Mhedheb and Steit’s ThaS [29] decides during runtime which VMs will be allocated to which hosts, targeting VM migration towards hosts with more favorable load and temperature statistics. Dong and Herbert [42] likewise propose a forecast-based VM placement algorithm which reduces power consumption and prevents Service Level Agreement violation. This model utilized cloud-based R servers which built forecast models for each VM and made predictions about their future CPU resource requirements, which then informed VM placement decisions. Traffic-Aware VM grouping partitions VM into sets of VM groups in order to minimize the overall inter-group traffic volume while the overall intra-group traffic is maximized. Fang et al. [43], implemented a cloud migration strategy that placed VMs in traffic aware groups, optimally assigned VM groups to server racks to the total inter-traffic loads in the network, as well as move and aggregate network traffic onto fewer paths for data center energy efficiency.

8 Conclusion

In this paper, we presented a novel framework for maximizing cloud service availability in response to the threat of cloud service disruption. The framework preserves cloud service availability through live migration of virtual machines, thereby leading to enhanced cloud resiliency. This framework identifies what cloud services should be migrated, when these cloud services need to be migrated, and where these services should be migrated to. Systems developed using this framework are able to autonomously manage the migration of VMs so as to minimize cloud disruption due to anomalous events. As part of the framework, we developed two greedy algorithms for selecting cloud services to migrate in order to maximize the availability of high priority cloud services under time and bandwidth constraints. We deployed a cloud and integrated the framework with the two algorithms. We performed experiments to analyze the performance of the two algorithms. The experimental results show that the two algorithms significantly outperform a basic greedy selection algorithm. These algorithms could be used to decide how to distribute a cloud service workload across the VMs in a data center.

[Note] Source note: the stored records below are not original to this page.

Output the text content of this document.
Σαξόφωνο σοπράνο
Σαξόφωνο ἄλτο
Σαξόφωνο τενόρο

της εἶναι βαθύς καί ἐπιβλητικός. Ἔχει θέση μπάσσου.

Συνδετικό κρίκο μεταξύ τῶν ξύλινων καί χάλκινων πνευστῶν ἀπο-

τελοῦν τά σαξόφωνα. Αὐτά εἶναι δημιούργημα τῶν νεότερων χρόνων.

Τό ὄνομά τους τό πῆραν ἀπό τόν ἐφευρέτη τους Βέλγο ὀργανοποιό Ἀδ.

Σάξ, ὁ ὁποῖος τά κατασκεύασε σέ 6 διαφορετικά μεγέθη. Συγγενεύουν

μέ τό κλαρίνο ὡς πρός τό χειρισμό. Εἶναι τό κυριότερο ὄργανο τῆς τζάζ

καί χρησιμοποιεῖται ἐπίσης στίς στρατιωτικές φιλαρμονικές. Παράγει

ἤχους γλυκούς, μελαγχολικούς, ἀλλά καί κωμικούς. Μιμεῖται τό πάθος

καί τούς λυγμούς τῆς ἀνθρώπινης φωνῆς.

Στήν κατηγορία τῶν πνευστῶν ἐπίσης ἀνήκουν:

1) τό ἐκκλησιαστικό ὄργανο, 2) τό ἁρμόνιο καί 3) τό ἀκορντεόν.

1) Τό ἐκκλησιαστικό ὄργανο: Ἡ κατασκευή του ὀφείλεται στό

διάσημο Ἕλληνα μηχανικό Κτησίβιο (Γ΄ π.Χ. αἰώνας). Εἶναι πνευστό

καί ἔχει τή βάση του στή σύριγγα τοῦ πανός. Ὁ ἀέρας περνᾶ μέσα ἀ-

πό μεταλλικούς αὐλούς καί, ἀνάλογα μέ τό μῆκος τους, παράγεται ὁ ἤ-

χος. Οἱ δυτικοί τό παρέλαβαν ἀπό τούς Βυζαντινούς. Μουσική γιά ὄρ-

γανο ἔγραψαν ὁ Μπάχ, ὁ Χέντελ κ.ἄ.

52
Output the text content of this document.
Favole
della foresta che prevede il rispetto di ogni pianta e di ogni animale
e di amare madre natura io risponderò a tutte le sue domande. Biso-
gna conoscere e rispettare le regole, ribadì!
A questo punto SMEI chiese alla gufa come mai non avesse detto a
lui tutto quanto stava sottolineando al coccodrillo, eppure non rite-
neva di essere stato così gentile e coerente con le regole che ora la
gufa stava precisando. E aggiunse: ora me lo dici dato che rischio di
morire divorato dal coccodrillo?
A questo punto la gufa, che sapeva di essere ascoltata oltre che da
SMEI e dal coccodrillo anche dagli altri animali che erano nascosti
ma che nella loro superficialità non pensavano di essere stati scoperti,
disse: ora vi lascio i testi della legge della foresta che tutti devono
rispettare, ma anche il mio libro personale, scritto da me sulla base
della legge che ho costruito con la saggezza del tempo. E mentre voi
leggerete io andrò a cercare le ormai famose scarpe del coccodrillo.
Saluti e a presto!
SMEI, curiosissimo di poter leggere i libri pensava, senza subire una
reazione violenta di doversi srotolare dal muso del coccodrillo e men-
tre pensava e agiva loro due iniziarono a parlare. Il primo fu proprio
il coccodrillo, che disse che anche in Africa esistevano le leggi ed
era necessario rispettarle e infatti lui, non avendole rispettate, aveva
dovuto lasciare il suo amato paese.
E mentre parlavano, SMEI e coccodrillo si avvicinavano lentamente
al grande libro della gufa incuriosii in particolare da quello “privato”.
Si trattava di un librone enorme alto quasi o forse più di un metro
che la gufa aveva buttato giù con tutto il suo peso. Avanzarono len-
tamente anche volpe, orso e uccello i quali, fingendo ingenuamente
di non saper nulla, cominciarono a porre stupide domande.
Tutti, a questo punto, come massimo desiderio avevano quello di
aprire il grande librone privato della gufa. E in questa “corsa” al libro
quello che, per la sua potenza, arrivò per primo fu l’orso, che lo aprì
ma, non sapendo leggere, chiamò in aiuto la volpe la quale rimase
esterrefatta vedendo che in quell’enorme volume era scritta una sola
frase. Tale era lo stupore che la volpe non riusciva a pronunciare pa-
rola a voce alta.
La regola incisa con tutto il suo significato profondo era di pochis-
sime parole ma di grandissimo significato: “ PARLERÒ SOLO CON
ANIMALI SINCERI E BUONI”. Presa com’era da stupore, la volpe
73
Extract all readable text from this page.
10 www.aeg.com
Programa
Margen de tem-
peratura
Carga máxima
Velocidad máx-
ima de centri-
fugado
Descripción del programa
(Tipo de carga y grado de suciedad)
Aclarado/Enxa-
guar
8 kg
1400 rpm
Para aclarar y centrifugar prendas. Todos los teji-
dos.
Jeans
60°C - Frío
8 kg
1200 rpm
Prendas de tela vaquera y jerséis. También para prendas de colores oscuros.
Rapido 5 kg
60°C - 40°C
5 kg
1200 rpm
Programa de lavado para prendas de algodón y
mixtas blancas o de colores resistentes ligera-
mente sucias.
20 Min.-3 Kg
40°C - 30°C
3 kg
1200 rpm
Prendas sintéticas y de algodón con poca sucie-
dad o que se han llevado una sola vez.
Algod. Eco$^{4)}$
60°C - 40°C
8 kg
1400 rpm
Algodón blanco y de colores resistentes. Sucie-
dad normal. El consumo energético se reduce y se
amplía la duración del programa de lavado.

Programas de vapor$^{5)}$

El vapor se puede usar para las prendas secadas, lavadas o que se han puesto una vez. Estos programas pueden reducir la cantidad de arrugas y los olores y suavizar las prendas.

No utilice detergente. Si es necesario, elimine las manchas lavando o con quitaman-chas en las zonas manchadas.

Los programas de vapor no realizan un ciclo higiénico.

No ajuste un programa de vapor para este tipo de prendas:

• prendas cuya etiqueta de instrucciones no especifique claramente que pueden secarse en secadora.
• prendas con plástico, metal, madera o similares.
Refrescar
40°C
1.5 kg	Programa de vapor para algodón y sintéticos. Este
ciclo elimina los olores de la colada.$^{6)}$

One avenue for future work will be investigating alternative cyber threat detection technologies which can be used to strengthen the anomaly detector component within the framework. Such cyber threat detection technologies include intrusion detection systems, intrusion prevention systems, and cyber indicators of compromise. Automatic schemes for assigning service priorities and choosing budgets, which can be learned from the system instead of being chosen manually as is done in this AutoMigrate framework, is a natural extension of this work. Another direction of future work will be integrating the AutoMigrate framework with commercial cloud service providers. In our previous work on data security and privacy in the cloud, we proposed the Nomad framework [44, 45]. An interesting research avenue will be to integrate the Nomad and AutoMigrate frameworks, which will enable both data privacy controls and self-managing cloud services, to ensure privacy and availability in the cloud. Docker based migration of cloud services has the potential for further improving the availability of cloud services. Reducing the migration workload by shutting down low priority applications running on VMs, can be added to the AutoMigrate framework, to further improve the availability of services with higher priority.